Uma manhã no Esporte Espetacular

Opa,

Ontem, como já disse, foi um dia mais do que especial para a galera do Clube dos Doentes. Pode ser até que não vá para o ar, mas o fato é que ontem fomos assistir a partida entre Jabaquara e Cubatense, em Santos, acompanhados pela equipe de reportagem do Esporte Espetacular. Isso mesmo, o EE da Rede Globo de Televisão, que passa na sua telinha todos os domingos de manhã!

Pagamos micos fantásticos, acordamos às seis da matina, sofremos com um calor insuportável em Santos, mas acredito que isso possa ser uma forma de mostrar para mais pessoas toda a insanidade que nos domina. Valeu a pena. E com certeza, em virtude disso tudo, esse jogo se tornou um dos Especiais do Ano! (Foi meu jogo número 100 em 2005 também!)
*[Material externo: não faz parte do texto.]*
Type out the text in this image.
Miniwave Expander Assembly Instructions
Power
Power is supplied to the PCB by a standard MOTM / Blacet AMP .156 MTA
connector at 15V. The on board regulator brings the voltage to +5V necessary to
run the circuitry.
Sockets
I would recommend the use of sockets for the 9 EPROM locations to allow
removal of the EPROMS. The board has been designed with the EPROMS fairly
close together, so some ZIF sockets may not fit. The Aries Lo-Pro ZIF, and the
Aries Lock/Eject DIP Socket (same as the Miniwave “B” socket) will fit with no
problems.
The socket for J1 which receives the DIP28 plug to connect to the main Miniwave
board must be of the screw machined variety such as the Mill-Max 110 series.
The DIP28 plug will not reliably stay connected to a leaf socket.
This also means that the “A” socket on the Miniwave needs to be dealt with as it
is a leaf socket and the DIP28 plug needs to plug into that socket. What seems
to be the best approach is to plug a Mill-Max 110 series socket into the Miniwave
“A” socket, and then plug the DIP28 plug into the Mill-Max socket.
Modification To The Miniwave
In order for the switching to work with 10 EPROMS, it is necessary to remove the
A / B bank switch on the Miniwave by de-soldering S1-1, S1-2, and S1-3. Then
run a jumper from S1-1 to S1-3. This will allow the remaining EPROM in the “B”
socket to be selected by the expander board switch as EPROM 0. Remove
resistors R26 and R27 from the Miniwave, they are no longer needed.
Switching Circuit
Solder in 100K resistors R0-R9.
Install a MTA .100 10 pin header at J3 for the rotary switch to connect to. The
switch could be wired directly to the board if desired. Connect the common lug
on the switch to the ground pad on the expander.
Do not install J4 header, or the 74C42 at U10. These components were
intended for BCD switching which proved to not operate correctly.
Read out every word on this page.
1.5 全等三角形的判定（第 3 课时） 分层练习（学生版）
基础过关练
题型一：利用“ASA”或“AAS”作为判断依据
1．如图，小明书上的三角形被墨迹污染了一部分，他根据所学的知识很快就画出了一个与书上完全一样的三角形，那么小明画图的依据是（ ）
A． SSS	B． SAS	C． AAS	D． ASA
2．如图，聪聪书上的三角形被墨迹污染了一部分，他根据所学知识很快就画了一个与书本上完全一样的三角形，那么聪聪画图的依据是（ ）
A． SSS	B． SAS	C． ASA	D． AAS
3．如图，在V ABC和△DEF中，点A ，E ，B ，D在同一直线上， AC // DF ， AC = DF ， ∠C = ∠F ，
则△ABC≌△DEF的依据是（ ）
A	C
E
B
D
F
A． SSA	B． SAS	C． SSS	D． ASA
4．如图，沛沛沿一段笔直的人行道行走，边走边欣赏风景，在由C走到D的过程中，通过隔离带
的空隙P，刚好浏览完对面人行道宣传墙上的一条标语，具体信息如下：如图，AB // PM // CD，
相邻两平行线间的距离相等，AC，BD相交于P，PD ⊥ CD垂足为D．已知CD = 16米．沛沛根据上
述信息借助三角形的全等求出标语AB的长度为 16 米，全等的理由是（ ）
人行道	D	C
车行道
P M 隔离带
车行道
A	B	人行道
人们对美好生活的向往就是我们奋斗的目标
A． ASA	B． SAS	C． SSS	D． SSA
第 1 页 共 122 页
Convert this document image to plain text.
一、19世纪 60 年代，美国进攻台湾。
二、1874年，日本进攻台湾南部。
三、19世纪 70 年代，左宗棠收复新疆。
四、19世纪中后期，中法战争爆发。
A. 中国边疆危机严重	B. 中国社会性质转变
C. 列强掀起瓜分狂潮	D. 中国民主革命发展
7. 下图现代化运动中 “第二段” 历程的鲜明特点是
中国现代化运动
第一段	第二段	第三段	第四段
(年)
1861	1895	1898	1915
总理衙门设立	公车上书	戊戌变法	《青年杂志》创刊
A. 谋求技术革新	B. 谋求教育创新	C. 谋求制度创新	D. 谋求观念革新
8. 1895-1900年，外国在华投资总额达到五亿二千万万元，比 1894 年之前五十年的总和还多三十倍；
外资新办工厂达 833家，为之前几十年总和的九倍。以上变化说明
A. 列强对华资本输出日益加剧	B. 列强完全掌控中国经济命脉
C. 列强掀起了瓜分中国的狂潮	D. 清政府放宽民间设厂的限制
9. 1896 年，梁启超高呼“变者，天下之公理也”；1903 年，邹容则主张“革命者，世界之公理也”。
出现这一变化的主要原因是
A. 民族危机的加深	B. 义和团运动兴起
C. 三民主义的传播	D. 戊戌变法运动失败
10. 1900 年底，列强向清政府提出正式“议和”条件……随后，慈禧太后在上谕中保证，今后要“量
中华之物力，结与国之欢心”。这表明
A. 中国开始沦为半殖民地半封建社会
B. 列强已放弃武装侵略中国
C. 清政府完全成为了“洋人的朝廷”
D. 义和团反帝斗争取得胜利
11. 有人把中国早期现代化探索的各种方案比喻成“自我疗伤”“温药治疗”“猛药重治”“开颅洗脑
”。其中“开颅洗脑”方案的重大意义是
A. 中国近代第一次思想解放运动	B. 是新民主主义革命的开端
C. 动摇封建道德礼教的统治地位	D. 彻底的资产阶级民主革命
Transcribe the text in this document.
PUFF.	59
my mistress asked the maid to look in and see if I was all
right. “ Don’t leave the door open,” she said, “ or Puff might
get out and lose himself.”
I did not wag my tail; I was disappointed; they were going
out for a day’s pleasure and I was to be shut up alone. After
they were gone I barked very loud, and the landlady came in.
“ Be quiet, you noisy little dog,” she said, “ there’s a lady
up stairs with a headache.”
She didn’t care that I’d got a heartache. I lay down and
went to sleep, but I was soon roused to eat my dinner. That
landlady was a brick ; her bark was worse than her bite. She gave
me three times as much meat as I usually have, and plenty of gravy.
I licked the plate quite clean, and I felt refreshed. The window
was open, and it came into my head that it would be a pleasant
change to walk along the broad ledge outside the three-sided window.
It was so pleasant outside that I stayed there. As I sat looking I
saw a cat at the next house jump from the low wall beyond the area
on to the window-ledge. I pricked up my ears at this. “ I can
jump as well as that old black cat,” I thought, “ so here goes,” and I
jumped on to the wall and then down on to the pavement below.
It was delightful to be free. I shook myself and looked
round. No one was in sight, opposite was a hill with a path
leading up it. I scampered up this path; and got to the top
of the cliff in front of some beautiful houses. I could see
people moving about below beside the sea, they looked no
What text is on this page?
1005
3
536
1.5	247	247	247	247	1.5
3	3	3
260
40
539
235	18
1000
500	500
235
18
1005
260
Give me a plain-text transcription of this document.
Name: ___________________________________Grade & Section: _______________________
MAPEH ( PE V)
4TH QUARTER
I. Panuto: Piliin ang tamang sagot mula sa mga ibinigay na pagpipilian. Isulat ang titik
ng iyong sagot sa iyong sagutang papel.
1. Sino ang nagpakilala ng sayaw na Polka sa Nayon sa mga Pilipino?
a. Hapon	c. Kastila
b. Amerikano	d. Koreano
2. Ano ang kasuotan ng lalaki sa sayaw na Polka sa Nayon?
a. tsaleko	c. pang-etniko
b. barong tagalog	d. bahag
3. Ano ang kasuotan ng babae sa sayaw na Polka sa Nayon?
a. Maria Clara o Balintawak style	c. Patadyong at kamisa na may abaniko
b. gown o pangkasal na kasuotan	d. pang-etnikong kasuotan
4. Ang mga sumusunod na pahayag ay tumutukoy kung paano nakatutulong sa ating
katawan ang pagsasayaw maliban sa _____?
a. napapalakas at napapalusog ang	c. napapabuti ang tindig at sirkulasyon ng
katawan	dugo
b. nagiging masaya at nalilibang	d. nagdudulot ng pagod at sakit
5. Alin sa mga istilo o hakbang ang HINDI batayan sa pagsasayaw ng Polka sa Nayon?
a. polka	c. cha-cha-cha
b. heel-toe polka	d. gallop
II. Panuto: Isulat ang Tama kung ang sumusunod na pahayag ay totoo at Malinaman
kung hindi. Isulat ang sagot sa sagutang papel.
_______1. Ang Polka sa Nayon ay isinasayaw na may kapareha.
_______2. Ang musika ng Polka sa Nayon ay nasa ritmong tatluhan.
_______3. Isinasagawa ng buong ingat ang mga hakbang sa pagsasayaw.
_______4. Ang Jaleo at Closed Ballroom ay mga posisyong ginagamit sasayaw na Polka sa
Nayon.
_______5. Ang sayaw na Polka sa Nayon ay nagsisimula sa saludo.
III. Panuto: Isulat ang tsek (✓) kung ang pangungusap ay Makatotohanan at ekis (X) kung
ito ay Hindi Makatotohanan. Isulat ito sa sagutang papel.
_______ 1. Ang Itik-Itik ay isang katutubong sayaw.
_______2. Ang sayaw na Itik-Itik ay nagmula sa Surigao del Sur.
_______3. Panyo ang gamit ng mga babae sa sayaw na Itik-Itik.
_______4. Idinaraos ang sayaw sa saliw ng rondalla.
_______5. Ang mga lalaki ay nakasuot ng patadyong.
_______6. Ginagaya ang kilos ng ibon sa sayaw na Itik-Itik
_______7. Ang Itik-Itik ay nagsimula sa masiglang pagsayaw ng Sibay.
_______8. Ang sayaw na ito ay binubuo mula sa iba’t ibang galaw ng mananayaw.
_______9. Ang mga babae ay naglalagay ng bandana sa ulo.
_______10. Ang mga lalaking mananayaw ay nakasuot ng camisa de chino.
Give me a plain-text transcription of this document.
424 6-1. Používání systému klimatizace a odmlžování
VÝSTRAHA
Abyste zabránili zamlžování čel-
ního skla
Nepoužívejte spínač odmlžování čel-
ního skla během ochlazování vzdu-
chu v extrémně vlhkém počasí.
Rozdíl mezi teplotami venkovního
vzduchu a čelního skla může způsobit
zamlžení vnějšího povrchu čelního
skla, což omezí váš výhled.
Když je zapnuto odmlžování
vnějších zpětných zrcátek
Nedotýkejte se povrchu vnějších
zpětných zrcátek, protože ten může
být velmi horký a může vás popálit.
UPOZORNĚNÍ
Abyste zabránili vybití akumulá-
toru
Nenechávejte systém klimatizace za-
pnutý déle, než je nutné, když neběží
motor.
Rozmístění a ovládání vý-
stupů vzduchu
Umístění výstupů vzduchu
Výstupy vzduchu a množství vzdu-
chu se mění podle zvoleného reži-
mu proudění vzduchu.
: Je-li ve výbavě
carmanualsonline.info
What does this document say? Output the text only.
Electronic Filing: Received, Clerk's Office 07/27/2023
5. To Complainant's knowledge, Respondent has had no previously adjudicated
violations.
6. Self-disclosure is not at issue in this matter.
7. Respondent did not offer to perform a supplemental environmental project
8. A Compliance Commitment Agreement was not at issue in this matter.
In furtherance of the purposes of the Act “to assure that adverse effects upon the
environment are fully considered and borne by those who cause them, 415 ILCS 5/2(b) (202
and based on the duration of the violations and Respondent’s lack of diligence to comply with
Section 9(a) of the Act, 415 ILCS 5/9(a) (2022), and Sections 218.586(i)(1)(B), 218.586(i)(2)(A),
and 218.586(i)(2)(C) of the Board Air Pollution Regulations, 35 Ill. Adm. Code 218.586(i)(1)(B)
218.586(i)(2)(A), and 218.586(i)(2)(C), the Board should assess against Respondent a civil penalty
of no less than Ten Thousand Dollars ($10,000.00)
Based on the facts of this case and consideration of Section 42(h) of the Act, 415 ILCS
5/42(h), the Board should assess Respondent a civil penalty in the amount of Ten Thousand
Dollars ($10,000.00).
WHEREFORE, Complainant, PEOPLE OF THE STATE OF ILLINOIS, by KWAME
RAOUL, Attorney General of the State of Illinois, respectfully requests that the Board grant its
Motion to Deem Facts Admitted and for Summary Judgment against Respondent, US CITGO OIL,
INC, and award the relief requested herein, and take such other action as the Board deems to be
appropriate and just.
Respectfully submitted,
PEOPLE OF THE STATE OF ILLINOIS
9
David, Gabriel (meu irmão, mas o que ele tá fazendo aqui?), Estevan e Fernando na porta da Globo, domingo cedinho aguardando a equipe de reportagem. Foto: Emerson Ortunho.

Para essa missão foram escalados cinco membros do Clube: Fernando (o que vos escreve), Emerson, Estevan, David e o Jurandyr, que seria a única presença da velha guarda do Clube por lá. Sim, SERIA, pois no sábado à noite ele desistiu da jornada, alegando problemas particulares. Como já tínhamos combinado a presença de CINCO membros em Santos, tive que chamar quem estava mais perto mesmo, meu irmão Gabriel. Vale registrar que ele fez um bom número, e ainda vai ganhar a boquinha de aparecer na Globo.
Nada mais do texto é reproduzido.